Fourth Blog Post!
Prompt:
When building regression models, it often takes a lot of experience and knowledge about your data in order to determine the variables and transformation of variables that you want to include in the model building process. There are many variable selection techniques (or feature selection) but it can be a confusing practice when you are first learning. Write up a brief discussion of how you would plan to determine variables to use in a regression model. What variable selection techniques do you prefer and why?
Response:
I don’t have much experience with regression modeling, but I’ll give my opinion based on what I learned from the assigned reading. There are many things to keep in mind regarding regression. (1) It is important that we explain the data in the simplest way, with redundant predictors removed. (2) Unecessary predictors will add noise and waste the degrees of freedom. (3) Collinearity is caused by having too many variables trying to do the same job. Prior to variable selection, we need to indentify any outliers and influential points as well as add in any transformations of the variables that seem appropriate.

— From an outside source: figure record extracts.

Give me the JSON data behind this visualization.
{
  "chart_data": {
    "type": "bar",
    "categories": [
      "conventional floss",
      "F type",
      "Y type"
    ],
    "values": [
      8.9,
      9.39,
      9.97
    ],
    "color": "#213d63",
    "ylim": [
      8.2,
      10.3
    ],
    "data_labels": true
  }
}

There seems to be two extremes with variable selection: a model with the best predictor variable and a model with all predictor variables. The problem with regression modeling is trying to find the necessary variables among the complete set of variables by deleting both irrelevant variables and redundant variables. We will discuss five different methods for variable selection. The first two variable selection methods are (1) forward selection (FS) and (2) backward elimination (BE). These models either add or delete variables one by one to find the best model. These aren’t necessarily the best methods, as you may end up with irrelevant or redundant variables in your model. The next best thing is (3) stepwise selection (SW), which is a modification of forward selection. It differs because variables that are in the model already do not necessarily stay. This seems better than FS because variables can be removed from the model if deemed unecessary.

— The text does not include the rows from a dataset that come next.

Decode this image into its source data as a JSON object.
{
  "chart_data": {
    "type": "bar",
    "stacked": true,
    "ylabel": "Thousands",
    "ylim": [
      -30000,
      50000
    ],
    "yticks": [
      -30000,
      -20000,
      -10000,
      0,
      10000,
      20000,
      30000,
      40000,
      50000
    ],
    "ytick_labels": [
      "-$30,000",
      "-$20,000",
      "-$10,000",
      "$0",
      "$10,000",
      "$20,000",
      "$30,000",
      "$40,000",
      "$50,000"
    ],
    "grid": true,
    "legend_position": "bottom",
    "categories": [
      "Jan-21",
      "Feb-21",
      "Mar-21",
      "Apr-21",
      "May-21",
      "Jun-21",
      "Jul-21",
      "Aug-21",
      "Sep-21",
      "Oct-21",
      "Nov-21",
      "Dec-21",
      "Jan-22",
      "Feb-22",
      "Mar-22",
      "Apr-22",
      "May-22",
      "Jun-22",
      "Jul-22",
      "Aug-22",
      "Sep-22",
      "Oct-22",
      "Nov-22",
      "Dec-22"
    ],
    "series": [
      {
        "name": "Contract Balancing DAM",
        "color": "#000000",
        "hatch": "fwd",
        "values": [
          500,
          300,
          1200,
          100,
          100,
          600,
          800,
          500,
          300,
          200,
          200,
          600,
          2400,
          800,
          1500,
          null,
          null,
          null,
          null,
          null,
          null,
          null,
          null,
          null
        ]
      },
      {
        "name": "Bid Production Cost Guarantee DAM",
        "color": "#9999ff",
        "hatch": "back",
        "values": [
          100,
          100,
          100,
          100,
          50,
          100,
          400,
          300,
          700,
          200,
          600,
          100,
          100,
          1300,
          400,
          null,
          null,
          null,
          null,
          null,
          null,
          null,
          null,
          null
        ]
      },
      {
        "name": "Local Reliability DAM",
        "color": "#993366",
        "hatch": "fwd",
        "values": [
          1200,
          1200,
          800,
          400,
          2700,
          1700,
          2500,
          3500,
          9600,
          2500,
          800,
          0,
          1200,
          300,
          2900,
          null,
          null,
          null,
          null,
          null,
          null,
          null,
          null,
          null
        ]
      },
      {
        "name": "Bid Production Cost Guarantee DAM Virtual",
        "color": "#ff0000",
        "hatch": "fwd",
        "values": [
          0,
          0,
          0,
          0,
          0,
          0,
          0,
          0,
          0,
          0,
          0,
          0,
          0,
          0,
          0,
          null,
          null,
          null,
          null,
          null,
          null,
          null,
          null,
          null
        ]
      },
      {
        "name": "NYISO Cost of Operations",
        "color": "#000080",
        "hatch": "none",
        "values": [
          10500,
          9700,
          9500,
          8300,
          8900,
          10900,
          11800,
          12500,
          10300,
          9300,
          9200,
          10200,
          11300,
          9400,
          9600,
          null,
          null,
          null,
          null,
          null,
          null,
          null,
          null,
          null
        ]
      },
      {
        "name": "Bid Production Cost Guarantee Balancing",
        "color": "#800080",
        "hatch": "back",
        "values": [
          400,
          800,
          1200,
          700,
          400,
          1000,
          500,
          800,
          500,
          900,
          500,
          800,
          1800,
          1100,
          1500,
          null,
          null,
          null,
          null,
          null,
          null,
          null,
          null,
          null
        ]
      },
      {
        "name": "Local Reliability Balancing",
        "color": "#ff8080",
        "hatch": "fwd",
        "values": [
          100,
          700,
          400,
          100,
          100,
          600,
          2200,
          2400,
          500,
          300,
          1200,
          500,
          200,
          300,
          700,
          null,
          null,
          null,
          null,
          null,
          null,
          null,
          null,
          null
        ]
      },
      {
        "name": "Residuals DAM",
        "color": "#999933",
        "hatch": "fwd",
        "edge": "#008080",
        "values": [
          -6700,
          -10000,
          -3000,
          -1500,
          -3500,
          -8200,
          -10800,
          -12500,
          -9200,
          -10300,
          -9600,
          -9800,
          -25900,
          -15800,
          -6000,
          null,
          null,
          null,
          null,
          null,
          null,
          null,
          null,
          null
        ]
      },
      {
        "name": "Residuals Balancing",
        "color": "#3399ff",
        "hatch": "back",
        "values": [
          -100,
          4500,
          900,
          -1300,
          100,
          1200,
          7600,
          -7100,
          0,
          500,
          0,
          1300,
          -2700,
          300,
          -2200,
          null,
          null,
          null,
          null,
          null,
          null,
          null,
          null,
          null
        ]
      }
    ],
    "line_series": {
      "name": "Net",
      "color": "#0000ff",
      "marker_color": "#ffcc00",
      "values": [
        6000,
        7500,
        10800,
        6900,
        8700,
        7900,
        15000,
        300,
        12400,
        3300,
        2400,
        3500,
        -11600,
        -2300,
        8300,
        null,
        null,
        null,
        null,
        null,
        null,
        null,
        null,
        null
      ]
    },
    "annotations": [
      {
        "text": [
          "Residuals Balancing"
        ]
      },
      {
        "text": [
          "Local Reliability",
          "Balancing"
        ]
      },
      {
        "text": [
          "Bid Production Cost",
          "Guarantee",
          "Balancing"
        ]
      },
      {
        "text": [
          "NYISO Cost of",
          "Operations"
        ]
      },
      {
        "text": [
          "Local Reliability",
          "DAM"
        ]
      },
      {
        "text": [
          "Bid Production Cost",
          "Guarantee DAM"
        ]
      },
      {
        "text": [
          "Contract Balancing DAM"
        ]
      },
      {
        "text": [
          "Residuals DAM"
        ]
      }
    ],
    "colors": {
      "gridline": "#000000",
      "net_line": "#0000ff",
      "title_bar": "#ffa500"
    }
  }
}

Another method is (4) R-squared. This method finds several subsets of different sizes that best predict the dependent variable based on the appropriate test statistic. A potential issue with this type of selection is that it is unlikely that one subset will stand out as clearly being the best. However, this could allow you to select a subset using non-statistical conditions. The fifth method is (5) all-possible subsets. This method builds all one-variable models, all two-variable models, and so on, until the last all-variable model is generated. The downside of this method is that it requires a very powerful computer.

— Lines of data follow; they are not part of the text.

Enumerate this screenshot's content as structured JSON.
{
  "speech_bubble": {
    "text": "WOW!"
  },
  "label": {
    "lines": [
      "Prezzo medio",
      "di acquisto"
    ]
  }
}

Looking over all of the methods above, I think the one I prefer is either (3) stepwise selection or (5) all-possible subsets. Seeing as how my computer probably isn’t powerful enough to handle the latter, I will go with stepwise selection. I like this one because it removes variables that are unecessary, which is something that FS and BE do not do. The (4) R-squared method could be useful if I have non-statistical conditions that I have to take into account!